The law is working fine here. It's done a lot to stop lawyers cashing in on when Joey the Gangbanger gets dead and his family all creates individual lawsuits.
Interesting in Boynton Beach recently two people were killed in a home invasion. The police know the house was targeted, but not why...they are reaching out for more police involvement and forming a lawsuit.
They think their boy was the target "he is well-known on the streets, but isn't in any gangs"
It's not just this shooting... I posted the link that suggests that some PDs in Florida don't bother to investigate fully a shooting when the shooter makes a self-defense claim. Instead they just send what they have to the D.A. Any law that ends up with that happening needs to be looked at.
Then there's the shooting of the Army veteran that was brought up in this thread in which there were eye witnesses who actually saw the shooting and the shooter is claiming self-defense.

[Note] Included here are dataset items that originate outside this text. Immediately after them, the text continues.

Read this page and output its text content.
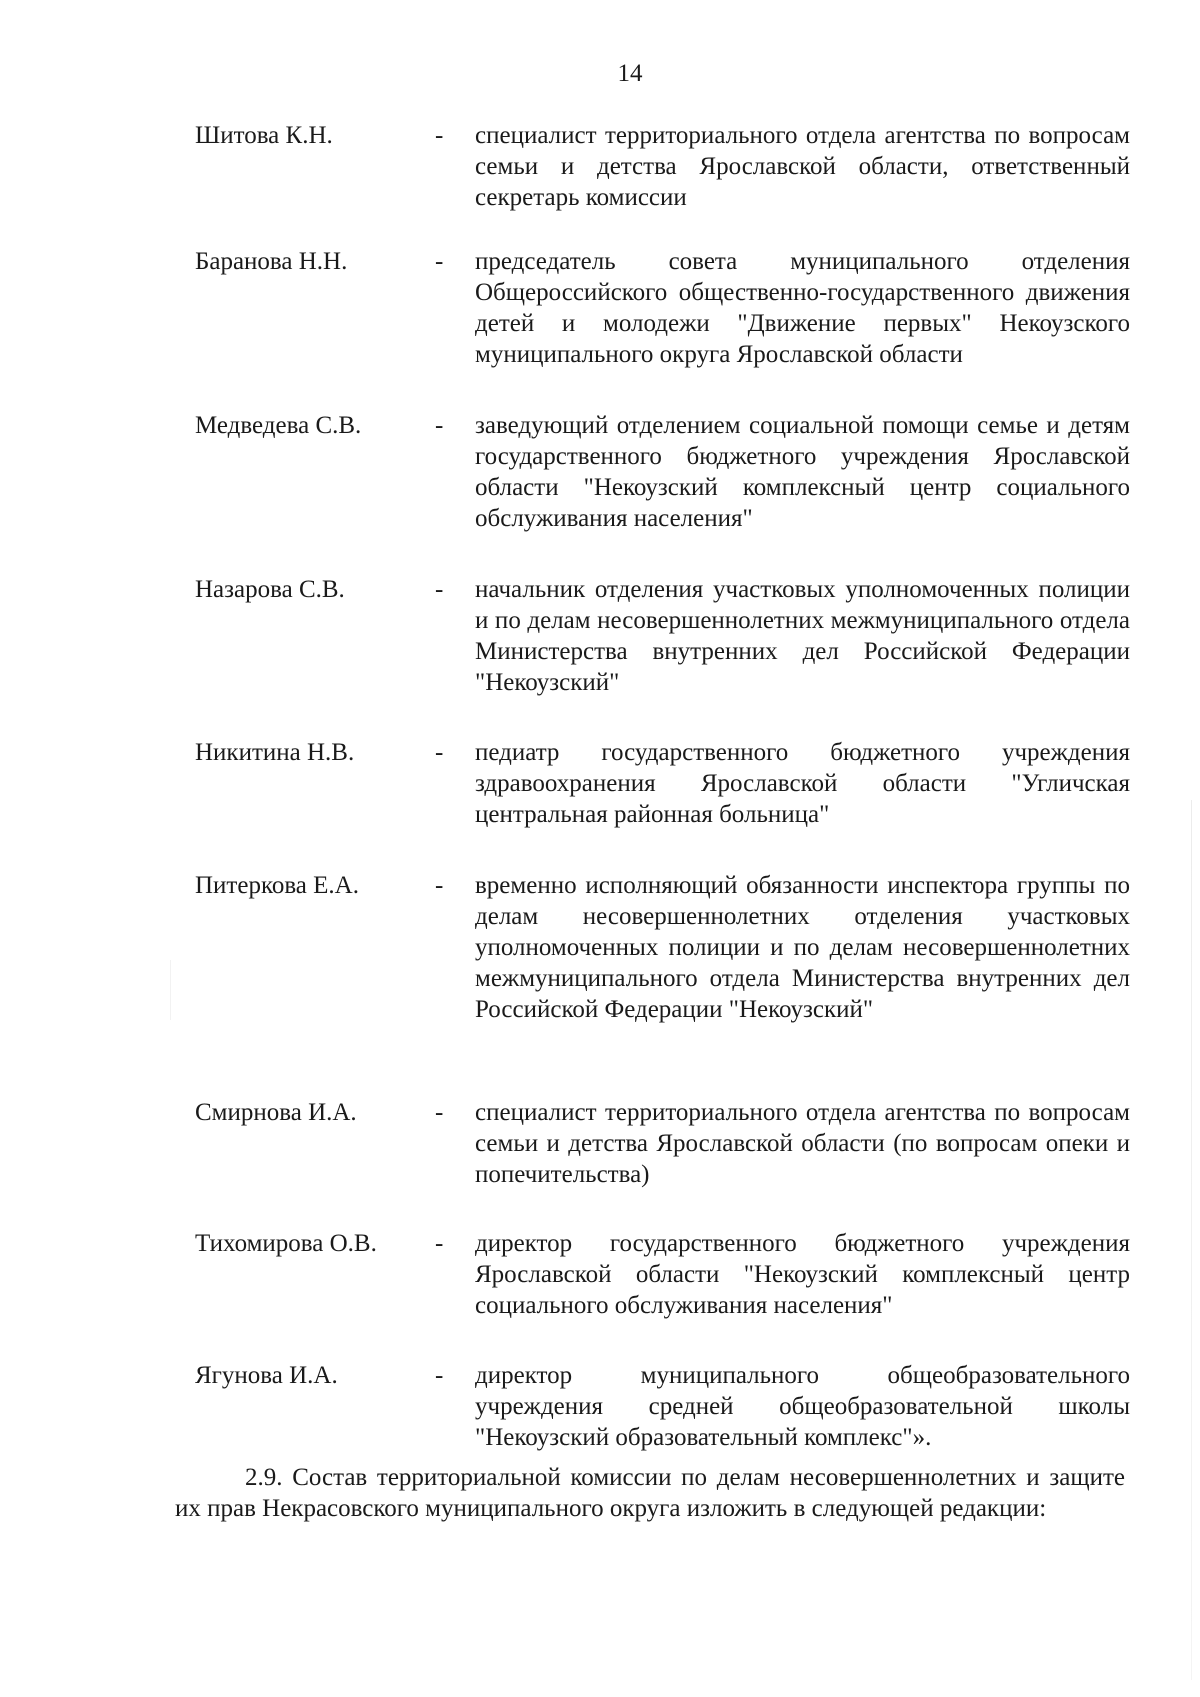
14
Шитова К.Н.	-	специалист территориального отдела агентства по вопросам семьи и детства Ярославской области, ответственный секретарь комиссии
Баранова Н.Н.	-	председатель совета муниципального отделения Общероссийского общественно-государственного движения детей и молодежи "Движение первых" Некоузского муниципального округа Ярославской области
Медведева С.В.	-	заведующий отделением социальной помощи семье и детям государственного бюджетного учреждения Ярославской области "Некоузский комплексный центр социального обслуживания населения"
Назарова С.В.	-	начальник отделения участковых уполномоченных полиции и по делам несовершеннолетних межмуниципального отдела Министерства внутренних дел Российской Федерации "Некоузский"
Никитина Н.В.	-	педиатр государственного бюджетного учреждения здравоохранения Ярославской области "Угличская центральная районная больница"
Питеркова Е.А.	-	временно исполняющий обязанности инспектора группы по делам несовершеннолетних отделения участковых уполномоченных полиции и по делам несовершеннолетних межмуниципального отдела Министерства внутренних дел Российской Федерации "Некоузский"
Смирнова И.А.	-	специалист территориального отдела агентства по вопросам семьи и детства Ярославской области (по вопросам опеки и попечительства)
Тихомирова О.В.	-	директор государственного бюджетного учреждения Ярославской области "Некоузский комплексный центр социального обслуживания населения"
Ягунова И.А.	-	директор муниципального общеобразовательного учреждения средней общеобразовательной школы "Некоузский образовательный комплекс"».
2.9. Состав территориальной комиссии по делам несовершеннолетних и защите их прав Некрасовского муниципального округа изложить в следующей редакции:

The writers of the law are trying to claim that their law wasn't meant to apply to situations like this. Yet Mr. Zimmerman was let go as soon as he claimed self-defense. Sounds like there might be a glaring loophole in the law.
The thread has been moving fast and maybe it's easy to miss so....
http://articles.orlandosentinel.com..._law-enforcement-castle-doctrine-deadly-force
Q: How did law enforcement respond to the law?
A: Prosecutors across the state opposed the law before it was enacted Oct. 1, 2005. In the following five months, there were at least 13 shootings in Central Florida where self-defense was claimed. Out of six men killed and four more wounded in the cases, only one was armed. Some Orlando-area police agencies simply stopped investigating shootings involving self-defense claims and referred them directly to state prosecutors to decide.
Thirteen 13 self-defense shootings and of the ones where the shooter his target only 10% were armed? Yeah that really sounds like a good well thought out law.... no wait it really doesn't keep defending it though.
Just the fact that some P.D.s will throw up their arms and just move it up without a full investigation should be the sure sign that it's a bad law...
But I'm sure you'll rationalize some false logical construct in the bizarro world that you seem to occupy that points to it being the law that all states should adopt.